As a heavy smoker I came to see a contradiction between filling my body with smoke whilst claiming to be filled with the Spirit. I found a devotion to Spirit-filled Mary kindled on pilgrimage to her Shrine at Walsingham in Norfolk. I knelt down in the Holy House sensing no one on earth or in heaven prayed for me as effectively as the Mother of Jesus. She knew what Jesus wanted. I asked to be freed from smoking thirty cigarettes a day and I was. From that day Mary’s intercession came real to me though I hold back from the traditionalist devotion to Mary as Mediatrix. ‘There is one mediator between God and humankind, Christ Jesus’ (1 Timothy 2:5). Jesus made clear all Christians gain a share in that unique mediation so that ‘anything we ask in his name he will give to us’ (John 14:13). The only qualification we have as his intercessors is close abiding in him, an unquestionable quality of Mary, and expectation of the supernatural power of God. Such expectation has been much associated with apparitions of the Virgin Mary over the centuries. These have come with prophetic messages calling for repentance and deeper trust in God in the face of hardship and persecution or of apathy and indifference towards God.
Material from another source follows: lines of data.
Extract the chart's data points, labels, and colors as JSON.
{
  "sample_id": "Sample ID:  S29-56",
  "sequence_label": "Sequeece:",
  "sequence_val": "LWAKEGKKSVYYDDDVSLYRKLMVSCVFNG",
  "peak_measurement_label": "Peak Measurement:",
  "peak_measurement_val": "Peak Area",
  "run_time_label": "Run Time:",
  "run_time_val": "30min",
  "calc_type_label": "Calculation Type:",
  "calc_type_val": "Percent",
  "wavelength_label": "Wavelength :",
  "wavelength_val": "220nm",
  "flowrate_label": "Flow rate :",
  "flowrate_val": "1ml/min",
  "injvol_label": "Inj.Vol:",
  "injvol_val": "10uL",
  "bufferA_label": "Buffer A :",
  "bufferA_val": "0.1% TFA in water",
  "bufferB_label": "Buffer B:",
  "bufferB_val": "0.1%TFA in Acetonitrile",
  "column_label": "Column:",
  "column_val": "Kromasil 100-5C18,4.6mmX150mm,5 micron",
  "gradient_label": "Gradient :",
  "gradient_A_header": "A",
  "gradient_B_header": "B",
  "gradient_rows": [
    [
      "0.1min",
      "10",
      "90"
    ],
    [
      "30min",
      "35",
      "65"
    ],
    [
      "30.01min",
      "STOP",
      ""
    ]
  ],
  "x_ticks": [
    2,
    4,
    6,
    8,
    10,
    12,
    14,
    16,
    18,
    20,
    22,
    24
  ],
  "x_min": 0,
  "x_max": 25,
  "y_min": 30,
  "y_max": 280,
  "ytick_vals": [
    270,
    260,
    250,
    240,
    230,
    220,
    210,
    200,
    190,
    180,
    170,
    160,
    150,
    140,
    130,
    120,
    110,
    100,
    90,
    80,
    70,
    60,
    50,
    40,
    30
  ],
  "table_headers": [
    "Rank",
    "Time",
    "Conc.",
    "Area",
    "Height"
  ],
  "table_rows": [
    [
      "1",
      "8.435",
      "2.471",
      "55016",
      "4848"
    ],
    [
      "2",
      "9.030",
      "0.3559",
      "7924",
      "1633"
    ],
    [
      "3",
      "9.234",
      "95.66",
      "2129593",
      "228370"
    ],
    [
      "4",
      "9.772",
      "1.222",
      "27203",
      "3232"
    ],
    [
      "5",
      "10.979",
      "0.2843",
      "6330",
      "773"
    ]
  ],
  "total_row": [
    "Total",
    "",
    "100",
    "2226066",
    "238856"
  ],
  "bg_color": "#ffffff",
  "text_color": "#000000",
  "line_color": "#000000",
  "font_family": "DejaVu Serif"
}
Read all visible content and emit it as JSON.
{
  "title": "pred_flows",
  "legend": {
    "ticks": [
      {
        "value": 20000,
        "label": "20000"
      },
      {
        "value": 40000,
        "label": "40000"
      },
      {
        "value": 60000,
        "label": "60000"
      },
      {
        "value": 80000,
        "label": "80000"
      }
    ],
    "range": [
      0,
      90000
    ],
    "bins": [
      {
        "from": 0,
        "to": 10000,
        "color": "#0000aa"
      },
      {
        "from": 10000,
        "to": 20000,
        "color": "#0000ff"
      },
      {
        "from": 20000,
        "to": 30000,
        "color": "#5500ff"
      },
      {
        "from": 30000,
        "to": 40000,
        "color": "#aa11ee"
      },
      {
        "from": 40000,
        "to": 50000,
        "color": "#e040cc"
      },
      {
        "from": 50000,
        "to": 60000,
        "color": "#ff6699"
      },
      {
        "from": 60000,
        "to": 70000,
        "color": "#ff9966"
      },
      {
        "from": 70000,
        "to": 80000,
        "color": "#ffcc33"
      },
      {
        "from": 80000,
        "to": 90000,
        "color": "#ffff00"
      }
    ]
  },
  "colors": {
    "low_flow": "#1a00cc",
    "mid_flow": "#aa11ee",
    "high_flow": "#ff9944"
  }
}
Appearances to simple folk, often very poor as at Lourdes and Fatima, resonate with Mary’s own calling at Nazareth. Miracles associated with these apparitions amplify Mary’s thanksgiving to God recorded in her Magnificat: ‘the Mighty One has done great things for me, and holy is his name’ (Luke 1:49). Welcoming light on Marian controversy is helped by firsthand experience of the power of her prayer. Otherwise divisions about Mary can seem of little relevance reflecting institutional pride more than the humility Mary commends. If trust, obedience and Holy Spirit empowerment flow from Mary’s purity our own distrust, disobedience and spiritual apathy flow from our impurity. It is good to capture her warmth, joy and radiance which shine into all the questioning about her.
Thank you Fr John.
ReplyDeleteWithout her we wouldn't have Him as one of us. She has consistently pointed the way to Him and I know she will never leave me. To pit Mother against Son is a tragedy, and the destructive consequences of this are everywhere.
Indeed it is - Mary straddles a church divide but her prayer brings with it the hope of healing.